Ex-human rights lawyer and Hubbub.co.uk founder Marisa Leaf explains why the authenticity of local produce will win out over mass-produced groceries.
It’s less than a month until Amazon launches its new grocery arm in the UK, Amazon Fresh.
Despite the damning press it’s received of late, Amazon is known for its efficiency and innovation. Its latest venture however, is not the future of food shopping says ex-human rights lawyer Marisa Leaf.
According to Leaf, who founded grocery service Hubbub.co.uk in 2008, the high street may change, and we may eventually all shop online, but it is the authenticity of local shops not mass-production that will win over the nations purses.
The Memo spoke to Leaf this morning to find out why.
Marisa Leaf: I think that they’ve pitched themselves as competition, and they are launching in Hackney which is our stomping ground (we launched in Islington first and then in Hackney).
Obviously Amazon is a really impressive logistics business and I’d be a fool to dismiss them, but there are some areas that are sufficiently complex that specialists win in, and food is without doubt one of them.
All of our systems have been designed from the get-go to deliver fresh food, because food is really quite hard to deliver.
If you think about delivering bananas, for example, they are a really awkward shape and they bruise easily and they are sensitive to temperature: if you need to pack them alongside a watermelon and a raw chicken, you really need to think about that.
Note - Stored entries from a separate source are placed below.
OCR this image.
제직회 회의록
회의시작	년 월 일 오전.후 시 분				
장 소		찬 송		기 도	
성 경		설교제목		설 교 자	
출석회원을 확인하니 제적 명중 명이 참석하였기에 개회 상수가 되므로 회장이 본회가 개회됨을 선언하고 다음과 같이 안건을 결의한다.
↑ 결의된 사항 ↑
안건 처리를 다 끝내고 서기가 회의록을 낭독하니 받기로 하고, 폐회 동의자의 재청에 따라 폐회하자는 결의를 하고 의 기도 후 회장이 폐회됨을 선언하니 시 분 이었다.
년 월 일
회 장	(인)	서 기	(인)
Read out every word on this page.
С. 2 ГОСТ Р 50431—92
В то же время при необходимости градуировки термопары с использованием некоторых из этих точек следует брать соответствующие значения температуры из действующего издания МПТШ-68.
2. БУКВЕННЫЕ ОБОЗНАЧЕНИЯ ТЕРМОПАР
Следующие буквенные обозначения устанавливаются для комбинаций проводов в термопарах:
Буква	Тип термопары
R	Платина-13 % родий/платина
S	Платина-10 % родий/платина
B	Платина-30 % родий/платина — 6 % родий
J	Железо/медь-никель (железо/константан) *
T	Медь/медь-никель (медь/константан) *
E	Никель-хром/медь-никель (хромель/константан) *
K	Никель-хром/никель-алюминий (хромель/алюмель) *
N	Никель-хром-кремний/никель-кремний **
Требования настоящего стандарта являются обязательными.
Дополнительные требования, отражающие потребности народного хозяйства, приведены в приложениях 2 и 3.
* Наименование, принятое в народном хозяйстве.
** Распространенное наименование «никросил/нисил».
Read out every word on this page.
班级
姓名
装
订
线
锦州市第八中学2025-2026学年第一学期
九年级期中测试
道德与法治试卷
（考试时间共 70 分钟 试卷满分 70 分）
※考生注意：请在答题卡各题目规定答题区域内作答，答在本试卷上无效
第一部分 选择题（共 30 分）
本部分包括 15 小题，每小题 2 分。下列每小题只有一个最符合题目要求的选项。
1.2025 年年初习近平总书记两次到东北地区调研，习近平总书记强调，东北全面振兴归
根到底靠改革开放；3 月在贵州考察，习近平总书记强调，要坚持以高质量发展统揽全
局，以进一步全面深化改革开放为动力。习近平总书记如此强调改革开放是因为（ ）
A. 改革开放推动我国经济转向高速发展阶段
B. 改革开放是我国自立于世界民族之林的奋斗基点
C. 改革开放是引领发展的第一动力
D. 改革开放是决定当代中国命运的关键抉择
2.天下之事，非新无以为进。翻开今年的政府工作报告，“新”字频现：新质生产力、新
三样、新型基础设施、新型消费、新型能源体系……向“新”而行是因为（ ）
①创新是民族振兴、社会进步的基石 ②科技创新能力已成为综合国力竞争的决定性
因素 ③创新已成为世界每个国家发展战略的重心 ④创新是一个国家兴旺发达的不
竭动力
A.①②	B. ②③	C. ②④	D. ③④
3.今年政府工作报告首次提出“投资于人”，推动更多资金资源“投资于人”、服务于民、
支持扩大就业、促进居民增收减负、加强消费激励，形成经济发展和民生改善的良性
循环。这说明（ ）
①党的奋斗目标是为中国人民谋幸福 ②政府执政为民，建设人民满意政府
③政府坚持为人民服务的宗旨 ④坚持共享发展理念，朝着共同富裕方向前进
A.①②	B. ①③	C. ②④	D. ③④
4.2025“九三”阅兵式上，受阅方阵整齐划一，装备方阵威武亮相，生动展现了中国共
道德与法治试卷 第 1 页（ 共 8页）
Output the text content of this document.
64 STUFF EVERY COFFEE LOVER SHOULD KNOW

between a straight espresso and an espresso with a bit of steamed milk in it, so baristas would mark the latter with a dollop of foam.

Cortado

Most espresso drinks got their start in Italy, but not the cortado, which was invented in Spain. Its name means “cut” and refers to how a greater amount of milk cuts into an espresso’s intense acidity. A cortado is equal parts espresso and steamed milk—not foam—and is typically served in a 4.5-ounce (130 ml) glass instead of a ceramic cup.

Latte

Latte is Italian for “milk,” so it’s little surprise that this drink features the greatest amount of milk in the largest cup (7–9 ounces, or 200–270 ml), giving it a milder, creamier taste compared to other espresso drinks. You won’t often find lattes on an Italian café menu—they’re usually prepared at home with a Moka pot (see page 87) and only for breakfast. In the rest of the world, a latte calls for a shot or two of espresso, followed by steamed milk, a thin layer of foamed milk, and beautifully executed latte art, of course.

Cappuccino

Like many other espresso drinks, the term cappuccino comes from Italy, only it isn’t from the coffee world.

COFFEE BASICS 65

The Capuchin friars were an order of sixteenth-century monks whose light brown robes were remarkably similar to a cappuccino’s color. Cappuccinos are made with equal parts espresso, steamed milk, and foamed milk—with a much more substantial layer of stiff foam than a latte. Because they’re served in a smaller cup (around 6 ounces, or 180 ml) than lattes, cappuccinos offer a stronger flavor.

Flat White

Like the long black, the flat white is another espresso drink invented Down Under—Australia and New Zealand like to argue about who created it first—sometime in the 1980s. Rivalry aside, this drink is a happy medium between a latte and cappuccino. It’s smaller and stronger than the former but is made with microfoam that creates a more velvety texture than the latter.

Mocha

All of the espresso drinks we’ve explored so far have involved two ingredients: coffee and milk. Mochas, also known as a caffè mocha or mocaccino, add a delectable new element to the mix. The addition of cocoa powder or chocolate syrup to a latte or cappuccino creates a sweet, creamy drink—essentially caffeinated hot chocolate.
You need to have your vans designed in such a way that they can handle it, in a way that a generalist like Amazon just wouldn’t.
Also, by delivering from independent shops, we’ve got our inventory housed locally, meaning that our business-model is very different to an Ocado-style or Amazon-style warehouse model.
As soon as you’ve got a warehouse model, you extend the supplier chains and all of the food has to have a longer shelf life: they just can’t stock alot of what we sell because the fish is too perishable or for the bread they’d need a whole load of preservatives put it.
You’re just never going to be able to deliver the same quality of fresh bread that we deliver from all the bakers that we work with, like E5 Bakehouse for example.
ML: Before Hubbub, when it came to buying groceries you’d have to choose between convenience, which the supermarkets typically did really well, and buying really good food from small shops which were very rarely open by the time you get back from work.
Whichever way you went there was a compromise.
At Hubbub, we give everybody access to buy their food from independent producers and market stalls, but in a way that fits in with their busy lives.
There’s no compromise on convenience or on quality and on value. You can get the very best food in one-day, easy delivery from ninety-five different independent shops across London. No one else does that.
There are number of themes that we tap into: a trend for local produce; for food with provenance; food that’s served by people you can trust, and has got integrity.
That goes right the way back to the horsemeat scandal a couple of years ago. Since then people have become increasingly aware that the supermarkets’ big industrial approach to food isn’t really what it seems, and that it creates a false illusion of quality, choice and value.
The resulting trend is seen in the surge in farmers markets its across the UK, and a resurgence of independent shops, particularly around butchers and bakers.
There are a number of things that make it suitable for anybody.
Local shops are best placed to know what local residents in their area want. So wherever Hubbub goes, we’ve got a ready-made product range that reflects what local people need: what we sell in Notting Hill looks quite different what we might sell in Dulwich, Peckham, Brixton or Hackney.
There are also differing price points, because sometimes if you’re making crudités you want perfect pristine vegetables, but if you just want vegetables for stock you’re probably quite happy to buy something that maybe doesn’t look quite as beautiful.
The cheapest fruit and vegetables come from market. All our prices are the same as you pay on the stall or in the shop so there are no mark ups at all.
Maybe, but that doesn’t look like their model in all other areas, especially with the warehouse point that I’m making.
They are much more about the mass produced homogenisation; everything needs to look the same and be packaged up to the eyeballs and filled with all sorts of gasses in order to last. I suspect that’s what Amazon will do and I think they may do it really well, Ocado already do that well, but it’s different.
I don’t see them really being in competition when it comes to fresh food, no.